Health Ministers at the OECD Want Indicators To Measure Pain
What Happened?
On 17 January 2017 the Health Ministers and Representatives of OECD Members and Argentina, Colombia, Costa Rica, Kazakhstan, Lithuania, Peru and South Africa met in Paris. The purpose of the meeting was to share views and options on how to design and implement the Next Generation of Health Reforms. In the concluding statement pain was mentioned.
Members discussed the achievements of the healthcare systems over the past years, which include progress towards effective Universal Health Coverage; the rise in life expectancy; progress in delivering safe and effective care and positive outcomes from the promotion of healthier lifestyles.
Despite these successes, OECD health systems are facing important challenges. Rising inequalities in access to health systems, prevalence of chronic diseases and multiple co-morbidities, the opportunity and cost of new technologies, effective measurement of health system performance and better use of health data.
OECD Ministers confirmed their support to addressing these challenges and expressed their commitment in four areas: (1) Promoting high-value health systems for all; (2) Adapting health systems to new technologies and innovation; (3) Reorienting health systems to become more people-centred and (4) Encouraging dialogue and international cooperation.
Why is this important for SIP?
The highlight of the meeting was presented during the discussion on patient centricity. OECD Health Ministers welcomed the advice from the OECD High-level Reflection Group on Health Statistics to invest in better cross-country comparative measures of patients’ own experience of medical care and health care outcomes. In this line, they called on the OECD to further engage in the analysis and development of such comparative measures which ideally will help assess whether care is delivering comfort and quality of life, whether it enables people to be free of pain or to improve their ability to function and live independently.
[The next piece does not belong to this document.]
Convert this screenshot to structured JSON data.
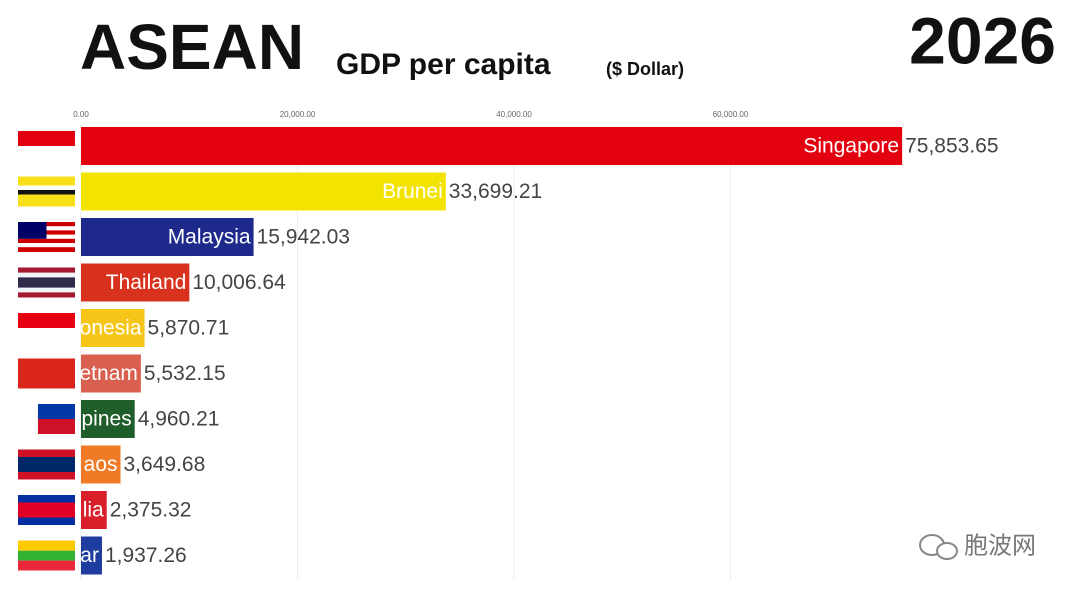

The OECD secretary-general José Ángel Gurría expressed that the process “will involve the actual rolling out of a set of commonly accepted indicators to track quality, access and value for money of health policies and inputs […] we will no longer just measure health inputs, but also whether medical care leads to people being in less pain, more mobile and in better health.” Additionally, Francesca Colombo, head of health at the OECD said in her own words “we want to hear patients’ experiences […] What is their pain like? How is their functionality? Can they live a normal life now? These kinds of questions.” Above all, the intended purpose is to invest in measures that will help assess whether health systems deliver what matters most to people.
Relevance: whether or not this outcome was caused by the meetings of SIP delegations with high ranked EU authorities is unknown. However, have the OECD ministers asking the OECD to further engage in the analysis and development of comparative measures brings us one giant step closer to realising pain as an indicator for health care systems.